Two-Face is former District Attorney Harvey Dent, horribly scarred on half his face and given to a pathology that leads him to cede major decisions to the flip of a coin, one side of which is defaced. If the coin comes up heads, he's your friend; if the defaced side comes up, he probably will kill you. Whatever he does do, it won't be pleasant.

Every time someone asks for help, Two-Face flips the coin. To Batman, the risk of the coin landing wrong would be too high, and he would take Two-Face down rather than face that risk. But Montaya is not Batman. She is a cop who finds needs Two-Face to help with the rescue effort. She has one bullet in her gun, and she is prepared to use it, but every time Two-Face flips the coin, it comes up heads and he helps. It's impossible but it keeps happening.

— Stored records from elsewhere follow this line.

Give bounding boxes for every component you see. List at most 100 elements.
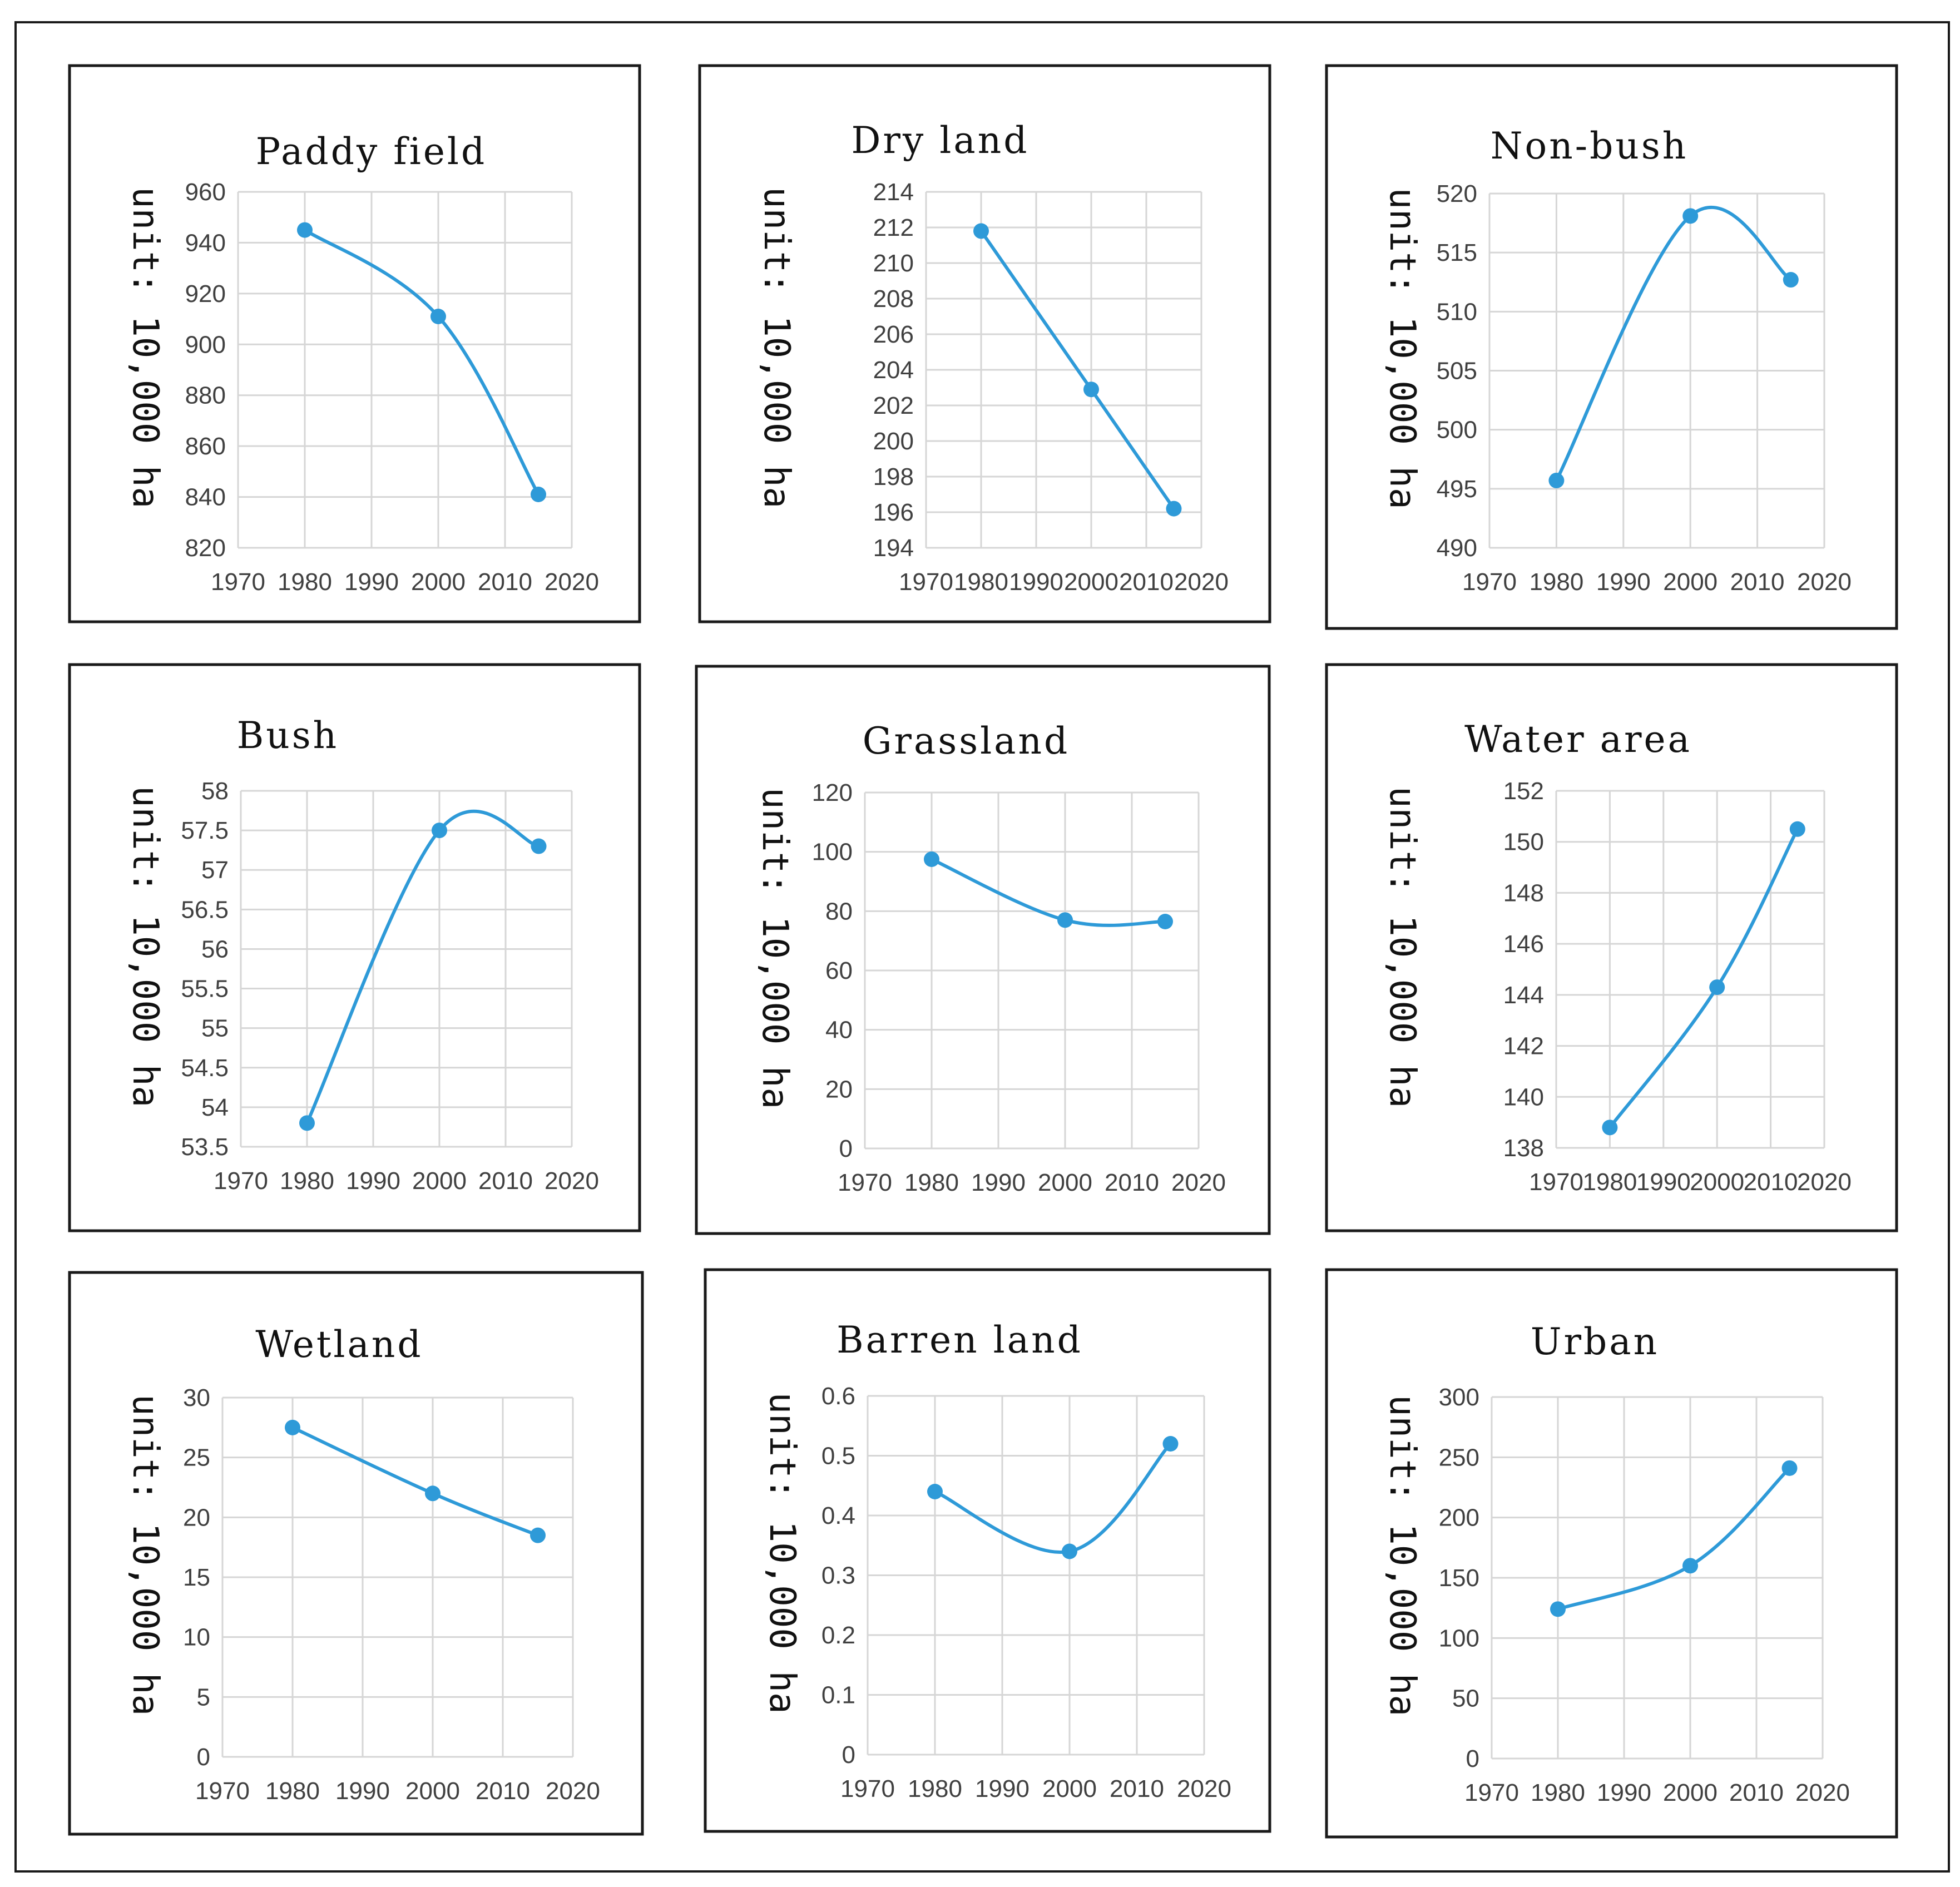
y-tick-label: 152 xyxy=(1503,777,1544,805)
y-tick-label: 0 xyxy=(197,1744,210,1771)
x-tick-label: 2020 xyxy=(1797,1168,1852,1196)
y-tick-label: 0 xyxy=(839,1135,853,1162)
panel-border xyxy=(704,1268,1271,1833)
x-tick-label: 2020 xyxy=(545,568,599,596)
panel-border xyxy=(1325,64,1898,630)
y-tick-label: 50 xyxy=(1452,1685,1479,1712)
x-tick-label: 1970 xyxy=(1529,1168,1583,1196)
x-tick-label: 2020 xyxy=(1797,568,1852,596)
y-tick-label: 60 xyxy=(825,957,853,984)
x-tick-label: 1970 xyxy=(214,1167,268,1195)
x-tick-label: 1990 xyxy=(1596,568,1651,596)
y-tick-label: 208 xyxy=(873,285,914,313)
data-point xyxy=(1682,208,1699,224)
data-point xyxy=(1781,1460,1798,1476)
y-tick-label: 920 xyxy=(185,280,226,308)
y-tick-label: 100 xyxy=(812,839,853,866)
y-tick-label: 300 xyxy=(1439,1384,1479,1411)
data-point xyxy=(1602,1120,1618,1136)
x-tick-label: 1970 xyxy=(838,1169,892,1196)
x-tick-label: 2020 xyxy=(1174,568,1229,596)
data-point xyxy=(1083,382,1099,398)
chart-panel: 194 196 198 200 202 204 206 208 210 212 214 1970 198… xyxy=(698,64,1271,623)
x-tick-label: 2020 xyxy=(546,1777,600,1805)
y-tick-label: 0 xyxy=(842,1741,855,1769)
y-tick-label: 15 xyxy=(183,1564,210,1591)
y-tick-label: 144 xyxy=(1503,982,1544,1009)
data-point xyxy=(1162,1436,1179,1452)
x-tick-label: 2010 xyxy=(1729,1779,1784,1806)
y-tick-label: 150 xyxy=(1503,829,1544,856)
y-tick-label: 30 xyxy=(183,1384,210,1411)
y-tick-label: 146 xyxy=(1503,930,1544,958)
y-tick-label: 202 xyxy=(873,392,914,419)
data-point xyxy=(973,223,989,239)
y-axis-label: unit: 10,000 ha xyxy=(125,786,166,1107)
x-tick-label: 2000 xyxy=(412,1167,467,1195)
y-tick-label: 150 xyxy=(1439,1564,1479,1592)
y-tick-label: 900 xyxy=(185,331,226,358)
y-tick-label: 940 xyxy=(185,229,226,256)
x-tick-label: 2000 xyxy=(411,568,466,596)
y-tick-label: 490 xyxy=(1437,534,1477,562)
x-tick-label: 2000 xyxy=(1663,568,1718,596)
data-point xyxy=(285,1419,300,1435)
chart-title: Paddy field xyxy=(256,130,487,173)
panel-border xyxy=(698,64,1271,623)
y-tick-label: 0.2 xyxy=(821,1622,855,1649)
data-point xyxy=(531,838,547,854)
panel-border xyxy=(695,665,1271,1235)
x-tick-label: 2020 xyxy=(1177,1775,1231,1802)
y-tick-label: 880 xyxy=(185,382,226,409)
y-axis-label: unit: 10,000 ha xyxy=(754,788,795,1109)
y-tick-label: 250 xyxy=(1439,1444,1479,1471)
y-tick-label: 204 xyxy=(873,356,914,384)
data-point xyxy=(1550,1601,1566,1617)
chart-panel: 490 495 500 505 510 515 520 1970 1980 1990 2000 201… xyxy=(1325,64,1898,630)
x-tick-label: 1980 xyxy=(1582,1168,1637,1196)
y-tick-label: 495 xyxy=(1437,476,1477,503)
x-tick-label: 2000 xyxy=(1064,568,1118,596)
y-tick-label: 148 xyxy=(1503,879,1544,907)
y-tick-label: 212 xyxy=(873,214,914,241)
x-tick-label: 2020 xyxy=(1171,1169,1226,1196)
x-tick-label: 2000 xyxy=(1663,1779,1718,1806)
x-tick-label: 1980 xyxy=(1529,568,1583,596)
x-tick-label: 2000 xyxy=(1038,1169,1092,1196)
y-tick-label: 80 xyxy=(825,898,853,925)
y-tick-label: 520 xyxy=(1437,180,1477,207)
y-tick-label: 25 xyxy=(183,1444,210,1472)
x-tick-label: 2010 xyxy=(478,1167,533,1195)
x-tick-label: 2010 xyxy=(1110,1775,1164,1802)
x-tick-label: 1970 xyxy=(211,568,265,596)
y-tick-label: 58 xyxy=(201,777,229,805)
x-tick-label: 1970 xyxy=(1462,568,1517,596)
y-tick-label: 0.1 xyxy=(821,1682,855,1709)
x-tick-label: 1980 xyxy=(278,568,332,596)
data-point xyxy=(927,1484,943,1499)
panel-border xyxy=(1325,1268,1898,1839)
x-tick-label: 1980 xyxy=(904,1169,959,1196)
x-tick-label: 1980 xyxy=(954,568,1008,596)
y-tick-label: 515 xyxy=(1437,239,1477,266)
y-tick-label: 0 xyxy=(1466,1745,1479,1772)
y-tick-label: 210 xyxy=(873,250,914,277)
chart-panel: 820 840 860 880 900 920 940 960 1970 1980 1990 2000… xyxy=(68,64,641,623)
y-tick-label: 56.5 xyxy=(181,896,229,923)
panel-border xyxy=(68,663,641,1232)
chart-panel: 0 20 40 60 80 100 120 1970 1980 1990 2000 2010 2020 G… xyxy=(695,665,1271,1235)
y-tick-label: 820 xyxy=(185,534,226,562)
data-point xyxy=(297,222,313,238)
y-tick-label: 0.4 xyxy=(821,1502,855,1529)
x-tick-label: 1980 xyxy=(908,1775,962,1802)
y-axis-label: unit: 10,000 ha xyxy=(125,187,166,508)
x-tick-label: 1980 xyxy=(280,1167,334,1195)
x-tick-label: 1970 xyxy=(899,568,953,596)
x-tick-label: 2000 xyxy=(405,1777,460,1805)
y-tick-label: 500 xyxy=(1437,417,1477,444)
y-tick-label: 57 xyxy=(201,856,229,884)
chart-panel: 0 50 100 150 200 250 300 1970 1980 1990 2000 2010 20… xyxy=(1325,1268,1898,1839)
chart-title: Dry land xyxy=(852,119,1030,162)
y-tick-label: 5 xyxy=(197,1683,210,1711)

Montoya realizes that she understands the coin, and when Batman appears and tries to stop Two Face, she uses that understanding to keep Two-Face focused on the rescue effort and to keep Batman from interfering. That understanding reaches Two-Face in a way I don't think I've ever seen him reached before, and he wants to reach back.

Unfortunately, the only way he knows how to do that is through his coin, and the law of averages dictates that it has to come up tails the same number of times it comes up heads.

As "Half a Life" progresses, the story becomes about Montoya's own personal duality, an identity that she keeps secret, and the way that Two Face's reliance on the coin forces the two halves of her life out in the open and utterly destroys them both. It's a brutal process, and you can see the toll it exacts on Montoya's family, her friends, and her partners at the department, but especially on her. It hurt to read this comic, it was that well written.

I'm not going to reveal the nature of Montoya's secret, except to say that it's handled well. The only complaints I have are that the secret is a little stereotypical, given her career; and that I think Batman, while he makes a great part of the background, makes a lousy deux ex machina. But the story is handled extremely well and honestly.

It's no wonder this received the 2004 Eisner Award for Best Story. It is fantastic.

My library has saved us a small fortune in books and videos over the past year, and trips like this one have let me read about $60 worth of graphic novels and determine that I'd really like to own only $15 worth of them. The comic shop isn't nearly that understanding.

The other comics I borrowed from the library this trip include a collection from Mark Waid's run on "Fantastic Four" where they visit God, best skipped; and his series "JLA: Year One." That one at least is a decent, fast-paced comic with some real character development of the classic Silver Age characters and team, but it's worth reading only once, and will go back to the library today.

"Half a Life" stays until its due date, and then it goes on my list of must-haves.